Conservative Surgery

  • Laparoscopic excision or ablation of lesions and adhesiolysis.

  • Improves pain and may enhance fertility.

  • Preferred for women desiring pregnancy.

Definitive Surgery

  • Total hysterectomy with bilateral salpingo-oophorectomy:

    • Reserved for severe, refractory disease in women who have completed childbearing.

  • May require postoperative hormonal therapy to prevent recurrence from residual disease.


4. Fertility Management

  • For minimal/mild disease: Surgical removal of lesions may improve spontaneous conception rates.

  • For moderate/severe disease: IVF may be indicated if pregnancy does not occur within 6–12 months after surgery.


5. Recurrence

  • Recurrence rates: 20–40% within 5 years after surgery without maintenance therapy.

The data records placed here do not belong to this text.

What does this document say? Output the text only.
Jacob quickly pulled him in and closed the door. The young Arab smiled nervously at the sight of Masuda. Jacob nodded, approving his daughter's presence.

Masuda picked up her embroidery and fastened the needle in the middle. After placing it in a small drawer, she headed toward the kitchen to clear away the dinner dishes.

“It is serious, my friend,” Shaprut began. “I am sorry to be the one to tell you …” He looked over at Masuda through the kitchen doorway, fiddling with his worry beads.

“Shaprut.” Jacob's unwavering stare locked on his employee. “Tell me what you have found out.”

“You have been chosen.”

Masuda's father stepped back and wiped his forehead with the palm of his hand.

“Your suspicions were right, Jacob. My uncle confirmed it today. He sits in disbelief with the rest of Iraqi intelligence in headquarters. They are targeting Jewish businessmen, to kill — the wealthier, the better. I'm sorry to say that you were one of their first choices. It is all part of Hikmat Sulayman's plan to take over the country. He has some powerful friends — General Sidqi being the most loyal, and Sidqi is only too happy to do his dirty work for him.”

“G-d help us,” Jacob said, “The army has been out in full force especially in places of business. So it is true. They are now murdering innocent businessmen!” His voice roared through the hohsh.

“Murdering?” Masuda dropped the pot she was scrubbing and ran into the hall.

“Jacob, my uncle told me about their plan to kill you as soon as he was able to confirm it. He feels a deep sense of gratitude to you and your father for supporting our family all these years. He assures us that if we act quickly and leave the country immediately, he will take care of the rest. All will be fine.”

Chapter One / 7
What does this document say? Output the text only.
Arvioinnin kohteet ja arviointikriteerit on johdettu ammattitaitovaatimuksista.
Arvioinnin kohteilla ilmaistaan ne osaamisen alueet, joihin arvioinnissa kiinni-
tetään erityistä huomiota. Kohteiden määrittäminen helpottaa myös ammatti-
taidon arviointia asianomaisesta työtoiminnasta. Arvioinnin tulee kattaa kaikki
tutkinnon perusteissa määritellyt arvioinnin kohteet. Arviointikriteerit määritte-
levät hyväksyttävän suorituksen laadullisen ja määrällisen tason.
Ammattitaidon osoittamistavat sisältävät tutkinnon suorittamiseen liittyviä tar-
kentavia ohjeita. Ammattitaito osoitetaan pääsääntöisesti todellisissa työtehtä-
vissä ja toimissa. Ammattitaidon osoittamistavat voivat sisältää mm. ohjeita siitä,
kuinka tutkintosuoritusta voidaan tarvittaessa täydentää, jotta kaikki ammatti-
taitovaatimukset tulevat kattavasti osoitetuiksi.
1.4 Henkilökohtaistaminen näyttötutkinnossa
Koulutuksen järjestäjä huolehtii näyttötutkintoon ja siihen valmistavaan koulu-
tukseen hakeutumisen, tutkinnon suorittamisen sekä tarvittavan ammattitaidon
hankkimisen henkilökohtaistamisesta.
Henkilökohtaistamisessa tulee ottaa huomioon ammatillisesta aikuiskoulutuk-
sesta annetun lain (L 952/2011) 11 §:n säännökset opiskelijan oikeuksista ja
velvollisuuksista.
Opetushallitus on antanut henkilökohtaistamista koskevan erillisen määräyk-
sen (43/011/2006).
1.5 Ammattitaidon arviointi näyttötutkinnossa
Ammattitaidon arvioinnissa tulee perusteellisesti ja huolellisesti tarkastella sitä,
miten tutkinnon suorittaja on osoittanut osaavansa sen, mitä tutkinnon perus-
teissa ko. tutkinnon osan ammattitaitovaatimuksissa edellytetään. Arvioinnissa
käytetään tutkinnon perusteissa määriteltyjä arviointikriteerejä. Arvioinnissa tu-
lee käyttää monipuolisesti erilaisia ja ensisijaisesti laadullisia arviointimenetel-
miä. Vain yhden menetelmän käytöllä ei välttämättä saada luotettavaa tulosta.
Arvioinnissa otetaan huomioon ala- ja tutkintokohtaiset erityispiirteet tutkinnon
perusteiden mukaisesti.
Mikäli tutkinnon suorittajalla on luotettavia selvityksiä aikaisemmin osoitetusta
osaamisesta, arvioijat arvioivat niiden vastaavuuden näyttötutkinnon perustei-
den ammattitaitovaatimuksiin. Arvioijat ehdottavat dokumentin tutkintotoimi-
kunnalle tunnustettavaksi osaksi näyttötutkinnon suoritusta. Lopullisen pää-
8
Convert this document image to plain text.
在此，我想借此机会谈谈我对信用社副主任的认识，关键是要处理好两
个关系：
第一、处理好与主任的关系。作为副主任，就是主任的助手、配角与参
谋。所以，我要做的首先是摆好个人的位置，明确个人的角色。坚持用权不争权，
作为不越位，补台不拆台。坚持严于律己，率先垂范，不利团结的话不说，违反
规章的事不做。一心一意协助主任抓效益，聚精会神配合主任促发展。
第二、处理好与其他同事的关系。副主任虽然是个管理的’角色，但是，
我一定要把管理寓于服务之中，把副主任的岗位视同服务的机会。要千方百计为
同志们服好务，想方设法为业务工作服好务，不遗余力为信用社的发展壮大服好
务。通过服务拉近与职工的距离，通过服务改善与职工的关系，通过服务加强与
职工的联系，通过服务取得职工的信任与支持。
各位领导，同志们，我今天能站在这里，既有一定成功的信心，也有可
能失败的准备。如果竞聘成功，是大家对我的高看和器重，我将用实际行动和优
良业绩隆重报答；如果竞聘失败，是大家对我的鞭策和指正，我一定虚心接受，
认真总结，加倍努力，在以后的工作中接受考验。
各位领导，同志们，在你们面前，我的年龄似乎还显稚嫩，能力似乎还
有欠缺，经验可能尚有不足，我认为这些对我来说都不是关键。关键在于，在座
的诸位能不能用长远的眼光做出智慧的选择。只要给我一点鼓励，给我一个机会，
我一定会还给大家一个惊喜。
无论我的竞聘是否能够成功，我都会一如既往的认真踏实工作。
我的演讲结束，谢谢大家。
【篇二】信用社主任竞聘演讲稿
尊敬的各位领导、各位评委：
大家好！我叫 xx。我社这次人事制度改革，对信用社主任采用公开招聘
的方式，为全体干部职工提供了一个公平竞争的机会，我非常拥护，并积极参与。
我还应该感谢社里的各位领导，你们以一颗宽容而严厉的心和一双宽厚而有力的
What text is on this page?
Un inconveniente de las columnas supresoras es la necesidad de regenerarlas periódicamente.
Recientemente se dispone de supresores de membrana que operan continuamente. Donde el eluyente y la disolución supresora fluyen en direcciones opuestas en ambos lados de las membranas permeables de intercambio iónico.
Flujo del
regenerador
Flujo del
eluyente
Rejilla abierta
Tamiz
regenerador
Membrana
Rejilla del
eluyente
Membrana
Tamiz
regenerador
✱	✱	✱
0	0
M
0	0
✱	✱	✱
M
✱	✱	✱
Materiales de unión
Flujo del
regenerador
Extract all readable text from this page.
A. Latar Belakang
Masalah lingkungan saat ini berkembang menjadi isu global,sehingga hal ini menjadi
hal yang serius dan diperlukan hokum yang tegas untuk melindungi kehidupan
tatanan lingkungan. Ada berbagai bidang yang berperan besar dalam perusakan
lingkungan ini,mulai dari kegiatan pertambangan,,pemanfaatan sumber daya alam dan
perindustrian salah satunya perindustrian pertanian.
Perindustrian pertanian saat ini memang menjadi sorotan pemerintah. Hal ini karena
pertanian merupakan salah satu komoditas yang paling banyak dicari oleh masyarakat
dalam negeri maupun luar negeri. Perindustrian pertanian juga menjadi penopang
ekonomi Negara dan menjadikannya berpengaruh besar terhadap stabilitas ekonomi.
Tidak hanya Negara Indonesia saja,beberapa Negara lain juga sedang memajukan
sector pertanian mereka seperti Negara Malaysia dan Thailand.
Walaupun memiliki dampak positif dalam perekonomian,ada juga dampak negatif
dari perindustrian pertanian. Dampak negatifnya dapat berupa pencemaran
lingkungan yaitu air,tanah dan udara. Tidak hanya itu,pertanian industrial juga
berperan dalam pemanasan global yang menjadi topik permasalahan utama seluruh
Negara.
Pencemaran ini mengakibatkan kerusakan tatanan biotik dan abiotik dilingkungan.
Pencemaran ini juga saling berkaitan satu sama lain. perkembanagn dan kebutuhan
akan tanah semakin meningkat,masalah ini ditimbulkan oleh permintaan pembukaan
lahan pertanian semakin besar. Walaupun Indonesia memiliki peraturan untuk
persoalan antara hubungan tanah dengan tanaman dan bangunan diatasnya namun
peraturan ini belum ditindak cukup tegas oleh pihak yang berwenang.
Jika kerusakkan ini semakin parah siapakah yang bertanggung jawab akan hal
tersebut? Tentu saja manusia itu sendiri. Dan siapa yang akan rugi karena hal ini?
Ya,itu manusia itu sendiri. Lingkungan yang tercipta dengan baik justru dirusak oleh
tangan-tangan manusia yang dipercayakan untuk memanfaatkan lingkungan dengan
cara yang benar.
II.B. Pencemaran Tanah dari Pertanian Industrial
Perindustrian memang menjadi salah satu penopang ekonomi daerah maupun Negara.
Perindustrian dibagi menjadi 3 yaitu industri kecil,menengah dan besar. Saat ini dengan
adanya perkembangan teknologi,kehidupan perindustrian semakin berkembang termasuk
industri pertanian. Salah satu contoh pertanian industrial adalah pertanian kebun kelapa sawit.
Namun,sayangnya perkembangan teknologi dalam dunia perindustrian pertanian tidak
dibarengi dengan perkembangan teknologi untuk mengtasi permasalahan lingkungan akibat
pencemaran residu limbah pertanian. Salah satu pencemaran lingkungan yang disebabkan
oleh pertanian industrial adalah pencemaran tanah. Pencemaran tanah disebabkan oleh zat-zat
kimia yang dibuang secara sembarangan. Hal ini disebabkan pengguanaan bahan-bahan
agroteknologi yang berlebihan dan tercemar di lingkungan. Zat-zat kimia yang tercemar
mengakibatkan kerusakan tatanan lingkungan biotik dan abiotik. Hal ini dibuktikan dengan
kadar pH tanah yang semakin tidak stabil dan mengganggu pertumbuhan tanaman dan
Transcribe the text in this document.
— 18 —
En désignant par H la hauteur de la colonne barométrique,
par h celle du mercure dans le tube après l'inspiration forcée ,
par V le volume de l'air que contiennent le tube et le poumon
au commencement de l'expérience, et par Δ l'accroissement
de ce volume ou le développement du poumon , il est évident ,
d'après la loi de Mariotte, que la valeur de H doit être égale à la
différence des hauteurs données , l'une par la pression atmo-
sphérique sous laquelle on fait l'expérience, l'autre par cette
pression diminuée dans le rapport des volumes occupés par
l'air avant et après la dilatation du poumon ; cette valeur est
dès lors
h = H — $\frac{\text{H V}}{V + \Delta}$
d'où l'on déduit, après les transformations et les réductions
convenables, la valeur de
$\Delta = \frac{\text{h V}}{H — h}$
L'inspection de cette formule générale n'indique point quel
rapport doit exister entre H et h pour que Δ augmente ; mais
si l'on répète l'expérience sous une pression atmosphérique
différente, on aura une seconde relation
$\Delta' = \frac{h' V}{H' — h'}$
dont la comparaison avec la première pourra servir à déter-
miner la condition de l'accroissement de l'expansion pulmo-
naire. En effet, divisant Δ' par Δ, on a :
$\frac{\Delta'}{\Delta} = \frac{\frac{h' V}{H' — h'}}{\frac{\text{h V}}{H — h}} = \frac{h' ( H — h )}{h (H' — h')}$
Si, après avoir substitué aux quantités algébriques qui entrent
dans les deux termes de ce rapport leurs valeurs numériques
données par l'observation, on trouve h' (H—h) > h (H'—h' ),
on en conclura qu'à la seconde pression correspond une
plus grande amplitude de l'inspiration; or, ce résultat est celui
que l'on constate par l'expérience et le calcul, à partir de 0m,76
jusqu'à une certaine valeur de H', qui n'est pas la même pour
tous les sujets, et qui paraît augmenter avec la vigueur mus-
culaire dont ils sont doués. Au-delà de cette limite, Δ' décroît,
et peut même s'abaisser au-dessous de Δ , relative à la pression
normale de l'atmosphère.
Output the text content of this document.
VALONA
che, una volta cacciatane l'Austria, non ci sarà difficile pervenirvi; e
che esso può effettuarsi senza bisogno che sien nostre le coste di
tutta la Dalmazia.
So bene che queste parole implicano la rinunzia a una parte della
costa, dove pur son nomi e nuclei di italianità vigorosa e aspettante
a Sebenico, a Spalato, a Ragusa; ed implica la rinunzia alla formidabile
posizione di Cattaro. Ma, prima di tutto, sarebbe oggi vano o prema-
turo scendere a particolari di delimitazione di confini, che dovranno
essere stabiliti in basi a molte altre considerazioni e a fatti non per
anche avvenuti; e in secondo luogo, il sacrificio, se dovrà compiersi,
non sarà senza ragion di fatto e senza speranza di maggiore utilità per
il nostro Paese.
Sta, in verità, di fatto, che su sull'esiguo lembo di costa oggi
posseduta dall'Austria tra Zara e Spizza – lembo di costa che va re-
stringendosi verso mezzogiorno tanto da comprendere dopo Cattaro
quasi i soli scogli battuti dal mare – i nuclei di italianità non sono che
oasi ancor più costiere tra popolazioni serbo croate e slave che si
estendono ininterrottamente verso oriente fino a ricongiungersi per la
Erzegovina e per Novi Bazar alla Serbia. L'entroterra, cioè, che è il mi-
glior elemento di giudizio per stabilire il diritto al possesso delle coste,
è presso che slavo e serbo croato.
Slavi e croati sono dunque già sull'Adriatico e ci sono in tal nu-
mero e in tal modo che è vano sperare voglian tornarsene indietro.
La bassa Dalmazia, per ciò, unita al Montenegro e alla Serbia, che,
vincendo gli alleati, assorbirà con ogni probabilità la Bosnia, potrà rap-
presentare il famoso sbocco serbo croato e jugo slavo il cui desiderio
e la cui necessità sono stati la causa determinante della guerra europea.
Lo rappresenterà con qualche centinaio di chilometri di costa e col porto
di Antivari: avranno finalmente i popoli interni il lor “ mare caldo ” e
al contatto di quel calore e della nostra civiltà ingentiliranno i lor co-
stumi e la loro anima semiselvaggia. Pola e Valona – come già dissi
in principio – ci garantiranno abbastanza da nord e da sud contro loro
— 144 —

  • Long-term hormonal suppression can reduce recurrence risk.


Complications

  • Chronic pelvic pain and reduced quality of life.

  • Infertility.

  • Adhesion formation leading to bowel or urinary obstruction.

  • Rare malignant transformation (e.g., endometrioid or clear cell ovarian carcinoma).


Prognosis

  • Chronic, recurrent condition; symptoms often improve after menopause.

  • With appropriate medical and/or surgical treatment, many women achieve satisfactory pain control and maintain fertility.